Shortly after Sunday's victory, team owner John Mara gave the smuggest speech you'll ever hear from a man whose team missed the playoffs for the second straight season. Mara confirmed that Tom Coughlin would be back for the 2011 season, that there was never any doubt that Coughlin would be back for the 2011 season and that the Giants are a little bit better than the rest of the world because they don't let little things like winning get in the way of making decisions about keeping coaches on board.
"In every sport, everybody wants to fire the coach,” said Mara. "If the Yankees lose in the playoffs, everybody wants to fire the manager. It’s not our culture. It’s not what we believe in."
That's not to say that Mara made the wrong call. Firing coaches off of 10-win seasons is pretty silly, even if they were once 6-2 and even if this is the sixth time in seven years that the Giants have fallen apart down the stretch. It would still be interesting to hear Mara explain why he didn't make Coughlin's job security known before the Redskins game, he said it was no one's business but it seems that it might have had more to do with not having egg on his face if the Giants bombed for the third straight week.
At any rate, Coughlin didn't do enough to earn a trip to the guillotine this season. It's hard to hold him directly responsible for Eli Manning's inability to decipher friend from foe or for the myriad defensive breakdowns that submarined the team in losses to Green Bay and Indianapolis. He doesn't get nearly enough blame for the team's continual lack of discipline, but he deserves credit for winning more than he loses in spite of that.
And the Giants' desire for stability is also laudable. In places like Denver, Washington and Oakland, you can see that running willy-nilly in different directions leads to nothing positive. That quest for stability has to be managed carefully, however, because over the last three years it has looked a lot more like an acceptance of mediocrity. Keeping Coughlin is fine, but resisting any meaningful change to the roster and coaching staff certainly is not.

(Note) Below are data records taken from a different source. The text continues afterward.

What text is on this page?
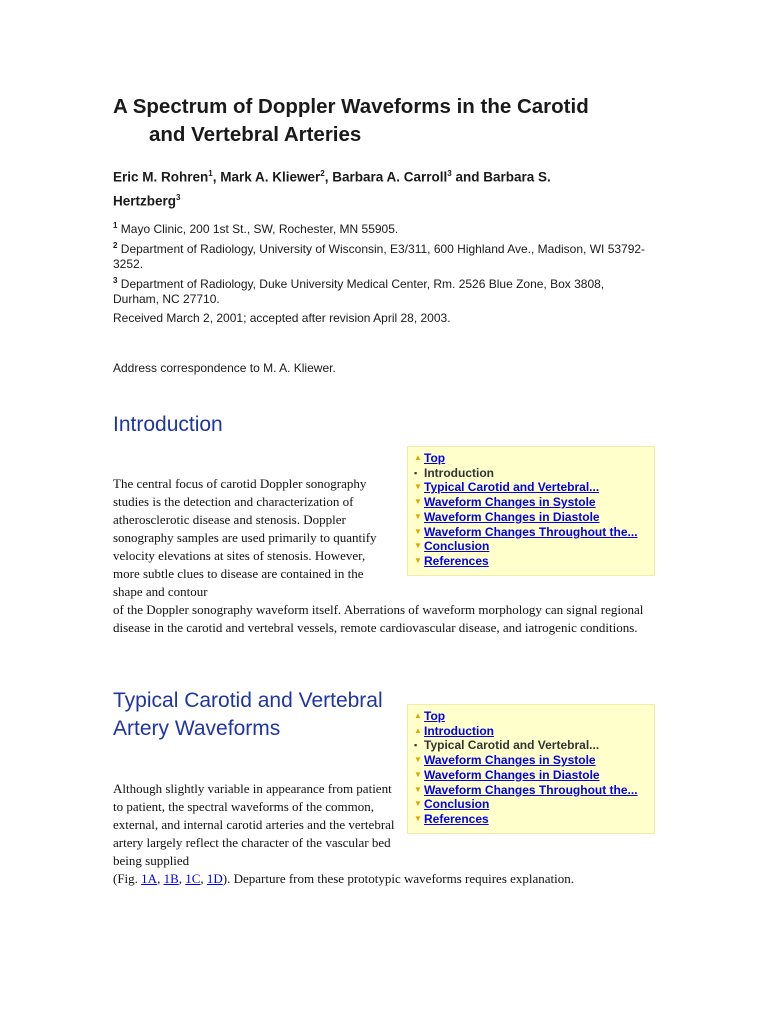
A Spectrum of Doppler Waveforms in the Carotid
and Vertebral Arteries
Eric M. Rohren$^1$, Mark A. Kliewer$^2$, Barbara A. Carroll$^3$ and Barbara S.
Hertzberg$^3$
$^1$ Mayo Clinic, 200 1st St., SW, Rochester, MN 55905.
$^2$ Department of Radiology, University of Wisconsin, E3/311, 600 Highland Ave., Madison, WI 53792-3252.
$^3$ Department of Radiology, Duke University Medical Center, Rm. 2526 Blue Zone, Box 3808, Durham, NC 27710.
Received March 2, 2001; accepted after revision April 28, 2003.
Address correspondence to M. A. Kliewer.
Introduction
▲ Top
▪ Introduction
▼ Typical Carotid and Vertebral...
▼ Waveform Changes in Systole
▼ Waveform Changes in Diastole
▼ Waveform Changes Throughout the...
▼ Conclusion
▼ References
The central focus of carotid Doppler sonography studies is the detection and characterization of atherosclerotic disease and stenosis. Doppler sonography samples are used primarily to quantify velocity elevations at sites of stenosis. However, more subtle clues to disease are contained in the shape and contour
of the Doppler sonography waveform itself. Aberrations of waveform morphology can signal regional disease in the carotid and vertebral vessels, remote cardiovascular disease, and iatrogenic conditions.
Typical Carotid and Vertebral
Artery Waveforms
▲ Top
▲ Introduction
▪ Typical Carotid and Vertebral...
▼ Waveform Changes in Systole
▼ Waveform Changes in Diastole
▼ Waveform Changes Throughout the...
▼ Conclusion
▼ References
Although slightly variable in appearance from patient to patient, the spectral waveforms of the common, external, and internal carotid arteries and the vertebral artery largely reflect the character of the vascular bed being supplied
(Fig. 1A, 1B, 1C, 1D). Departure from these prototypic waveforms requires explanation.
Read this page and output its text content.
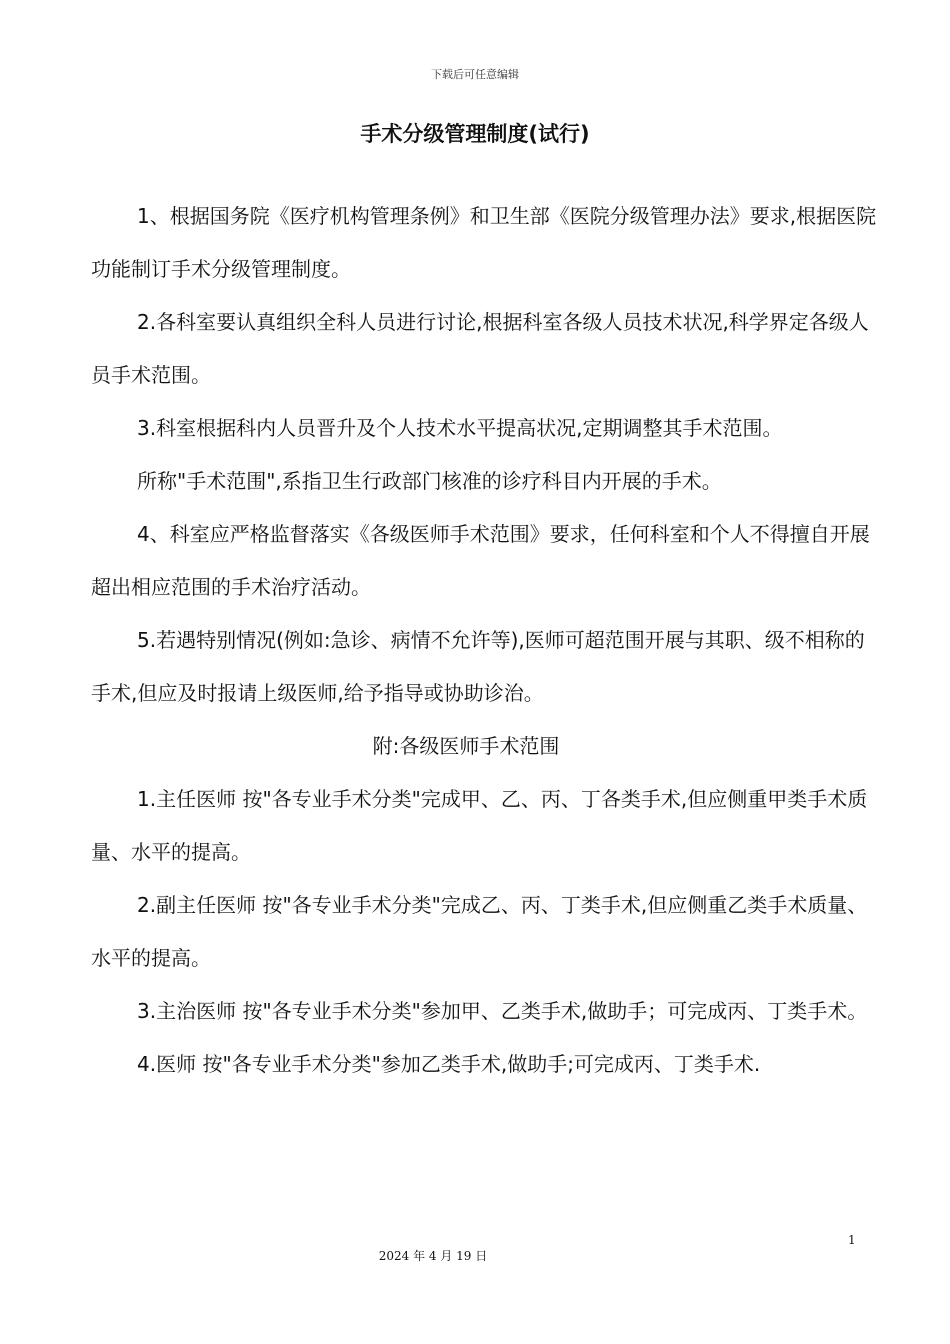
下载后可任意编辑
手术分级管理制度(试行)

1、根据国务院《医疗机构管理条例》和卫生部《医院分级管理办法》要求,根据医院功能制订手术分级管理制度。

2.各科室要认真组织全科人员进行讨论,根据科室各级人员技术状况,科学界定各级人员手术范围。

3.科室根据科内人员晋升及个人技术水平提高状况,定期调整其手术范围。

所称"手术范围",系指卫生行政部门核准的诊疗科目内开展的手术。

4、科室应严格监督落实《各级医师手术范围》要求，任何科室和个人不得擅自开展超出相应范围的手术治疗活动。

5.若遇特别情况(例如:急诊、病情不允许等),医师可超范围开展与其职、级不相称的手术,但应及时报请上级医师,给予指导或协助诊治。

附:各级医师手术范围

1.主任医师 按"各专业手术分类"完成甲、乙、丙、丁各类手术,但应侧重甲类手术质量、水平的提高。

2.副主任医师 按"各专业手术分类"完成乙、丙、丁类手术,但应侧重乙类手术质量、水平的提高。

3.主治医师 按"各专业手术分类"参加甲、乙类手术,做助手；可完成丙、丁类手术。

4.医师 按"各专业手术分类"参加乙类手术,做助手;可完成丙、丁类手术.

1
2024 年 4 月 19 日
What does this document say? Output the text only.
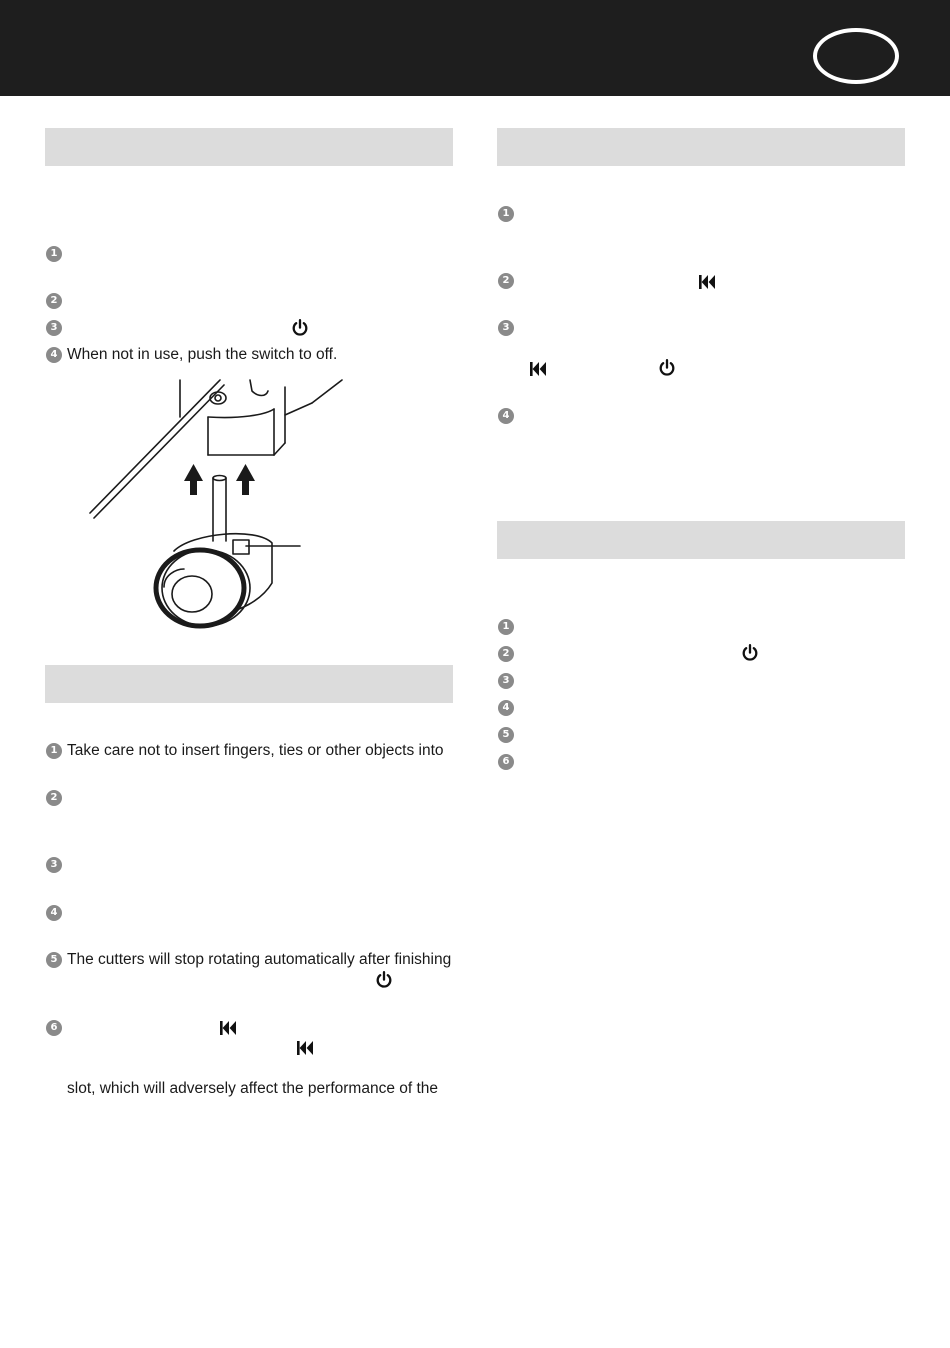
1
2
3
4 When not in use, push the switch to off.
1 Take care not to insert fingers, ties or other objects into
2
3
4
5 The cutters will stop rotating automatically after finishing
6
slot, which will adversely affect the performance of the
1
2
3
4
1
2
3
4
5
6
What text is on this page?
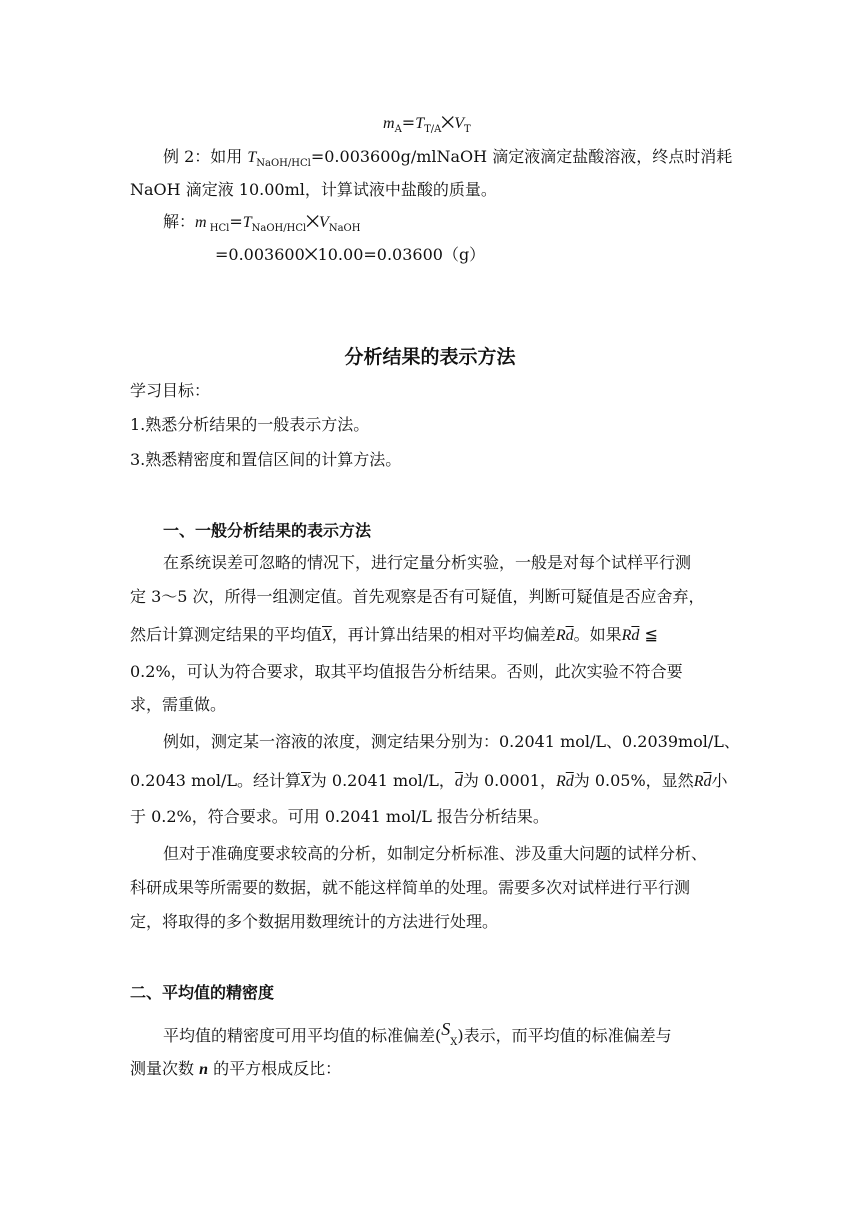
$m_A=T_{T/A}⨉V_T$
例 2：如用 $T_{NaOH/HCl}=0.003600g$/mlNaOH 滴定液滴定盐酸溶液，终点时消耗
NaOH 滴定液 10.00ml，计算试液中盐酸的质量。
解：m $_{HCl}=T_{NaOH/HCl}⨉V_{NaOH}$
=0.003600⨉10.00=0.03600（g）
分析结果的表示方法
学习目标：
1.熟悉分析结果的一般表示方法。
3.熟悉精密度和置信区间的计算方法。
一、一般分析结果的表示方法
在系统误差可忽略的情况下，进行定量分析实验，一般是对每个试样平行测
定 3～5 次，所得一组测定值。首先观察是否有可疑值，判断可疑值是否应舍弃，
然后计算测定结果的平均值$\overline{X}$，再计算出结果的相对平均偏差$R\overline{d}$。如果$R\overline{d}$ ≦
0.2%，可认为符合要求，取其平均值报告分析结果。否则，此次实验不符合要
求，需重做。
例如，测定某一溶液的浓度，测定结果分别为：0.2041 mol/L、0.2039mol/L、
0.2043 mol/L。经计算$\overline{X}$为 0.2041 mol/L，$\overline{d}$为 0.0001，$R\overline{d}$为 0.05%，显然$R\overline{d}$小
于 0.2%，符合要求。可用 0.2041 mol/L 报告分析结果。
但对于准确度要求较高的分析，如制定分析标准、涉及重大问题的试样分析、
科研成果等所需要的数据，就不能这样简单的处理。需要多次对试样进行平行测
定，将取得的多个数据用数理统计的方法进行处理。
二、平均值的精密度
平均值的精密度可用平均值的标准偏差$(S_X)$表示，而平均值的标准偏差与
测量次数 n 的平方根成反比：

More than anything, though, Mara has to put actual muscle behind his support of Coughlin. The coach's contract is up after 2011 and there has never been a case of a successful season under a lame duck coach in the history of football. That means the Giants will either have to give him an extension or they'll have to announce his retirement and succession plan in advance. The latter makes sense based on Coughlin's age, although it has had mixed success in previous incarnations. The former might be even more problematic, however.
Giving Coughlin a one-year extension might thrill the directors from FOX who can't show Coughlin's childish sideline antics often enough, but it only means that the job speculation that Mara sneers at will get going in training camp. It also does nothing to say that the Giants have serious faith that Coughlin is the right man for the job. Going for two or three years, on the other hand, reinforces the notion that there's an acceptance of all the team's flaws without any proof that there's any fix in place for them going forward.
Tough choices all around, which isn't all that surprising given the recent history of the team that has to make them.